Steps: 1. Create a plan via plan_create. 2. Let the worker pick it up and fail it (e.g. via plan_stop shortly after start, or by configuring an invalid LLM model). 3. Manually update PIPELINE_VERSION in the database parameters to a different value (or patch the constant before resuming). 4. Call plan_resume. 5. Assert: MCP returns PIPELINE_VERSION_MISMATCH error.

Variant — worker-side check: 1. Bypass the MCP-layer check (e.g. manually set parameters["pipeline_version"] to match current). 2. But ensure the 001-3-planexe_metadata.json in the zip snapshot has a different version. 3. Let the worker pick up the resumed plan. 4. Assert: worker sets plan to failed with progress_message containing "Not resumable".

2. Pipeline version mismatch on resume — legacy plan (no version)

Goal: Verify that plans created before pipeline versioning cannot be resumed.

Steps: 1. Create a plan and let it fail. 2. Remove pipeline_version from the plan's parameters in the database. 3. Call plan_resume. 4. Assert: MCP returns PIPELINE_VERSION_MISMATCH error.

3. Resume with matching pipeline version

Goal: Verify that plan_resume accepts a snapshot with matching pipeline version and requeues it.

Steps: 1. Create a plan via plan_create. 2. Let the worker start, then stop it via plan_stop. 3. Confirm plan is in failed state with plan_status. 4. Call plan_resume. 5. Assert: returns successfully with state: "pending" and resume_count: 1.

4. Resume a non-failed plan

Goal: Verify plan_resume rejects plans that are not in failed state.

Steps: 1. Create a plan via plan_create (will be in pending state). 2. Call plan_resume immediately. 3. Assert: returns PLAN_NOT_RESUMABLE error.

5. Retry clears artifacts, resume preserves them

Goal: Verify the fundamental difference between plan_retry and plan_resume.

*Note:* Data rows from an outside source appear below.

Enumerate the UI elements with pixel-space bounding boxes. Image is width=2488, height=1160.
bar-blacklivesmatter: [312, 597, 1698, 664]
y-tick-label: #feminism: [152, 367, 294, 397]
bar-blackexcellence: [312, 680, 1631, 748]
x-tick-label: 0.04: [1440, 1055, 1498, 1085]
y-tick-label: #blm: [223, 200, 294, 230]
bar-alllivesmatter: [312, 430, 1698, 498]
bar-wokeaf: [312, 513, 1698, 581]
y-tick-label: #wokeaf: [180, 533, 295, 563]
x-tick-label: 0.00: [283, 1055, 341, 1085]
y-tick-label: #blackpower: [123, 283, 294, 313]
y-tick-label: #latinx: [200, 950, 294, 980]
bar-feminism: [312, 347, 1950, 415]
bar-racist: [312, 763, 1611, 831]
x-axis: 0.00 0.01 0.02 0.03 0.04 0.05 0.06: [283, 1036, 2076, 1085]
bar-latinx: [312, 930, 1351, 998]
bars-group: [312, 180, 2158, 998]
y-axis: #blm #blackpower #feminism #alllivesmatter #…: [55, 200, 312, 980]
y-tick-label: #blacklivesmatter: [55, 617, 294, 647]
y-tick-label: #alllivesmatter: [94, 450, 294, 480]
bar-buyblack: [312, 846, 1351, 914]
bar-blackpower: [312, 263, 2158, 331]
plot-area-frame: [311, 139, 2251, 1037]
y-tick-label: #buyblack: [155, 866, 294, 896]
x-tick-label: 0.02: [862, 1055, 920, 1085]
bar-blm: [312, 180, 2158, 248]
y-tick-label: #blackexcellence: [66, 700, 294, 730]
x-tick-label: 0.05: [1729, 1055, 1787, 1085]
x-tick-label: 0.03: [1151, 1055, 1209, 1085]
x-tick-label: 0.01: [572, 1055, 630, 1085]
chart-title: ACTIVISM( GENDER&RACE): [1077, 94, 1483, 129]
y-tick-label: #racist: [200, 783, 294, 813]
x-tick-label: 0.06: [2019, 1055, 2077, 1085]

Steps: 1. Create a plan and let it partially complete before stopping. 2. Record the list of intermediary files via plan_status. 3. Call plan_retry — verify the plan is reset to pending with no prior artifacts. 4. Let it partially complete again and stop. 5. Call plan_resume — verify the plan is reset to pending with prior artifacts preserved.

Tests that require LLM access

These tests invoke real LLMs and are non-deterministic, slow (~10-20 min per plan), and incur cost. Run sparingly.

6. Full plan create to completion

Goal: Smoke test the happy path end-to-end.

Steps: 1. Call example_prompts to get a sample prompt. 2. Call plan_create with the sample prompt and model_profile: "baseline". 3. Poll plan_status until completed. 4. Call plan_file_info with artifact: "report" — assert download_url is present. 5. Call plan_file_info with artifact: "zip" — assert download_url is present. 6. Download the report and verify it is valid HTML containing expected sections. 7. Download the zip and verify 001-3-planexe_metadata.json is present with correct pipeline_version.

7. Resume after mid-generation failure

Goal: Verify that resume actually skips completed steps and finishes the plan.

Steps: 1. Create a plan and let it run until ~50% progress. 2. Call plan_stop. 3. Wait for plan to reach failed state. 4. Record steps_completed from plan_status. 5. Call plan_resume. 6. Poll plan_status until completed. 7. Assert: the plan completed successfully and the final report is valid. 8. Assert: resume_count is 1 in the response.

8. Multiple resumes

Goal: Verify that a plan can be resumed more than once.

Steps: 1. Create a plan and stop it at ~30% progress. 2. Resume and stop it again at ~60% progress. 3. Resume a second time and let it complete. 4. Assert: resume_count is 2. 5. Assert: the final report is valid.

9. Plan list reflects resume state

Goal: Verify that plan_list correctly shows plans that have been resumed.

Steps: 1. Create two plans — let one complete normally and stop the other. 2. Resume the stopped plan. 3. Call plan_list. 4. Assert: both plans appear with correct states and progress.

Implementation notes

These tests should live in a dedicated directory (e.g. tests/e2e/) separate from unit tests.
They require docker compose up with healthy mcp_cloud, worker_plan_database, and database_postgres services.
LLM tests require valid model configuration (e.g. baseline profile with at least one available model).
Consider a pytest marker (e.g. @pytest.mark.e2e and @pytest.mark.e2e_llm) to separate no-LLM from LLM tests.
Non-LLM tests could run in CI on every PR. LLM tests should be triggered manually or on a schedule.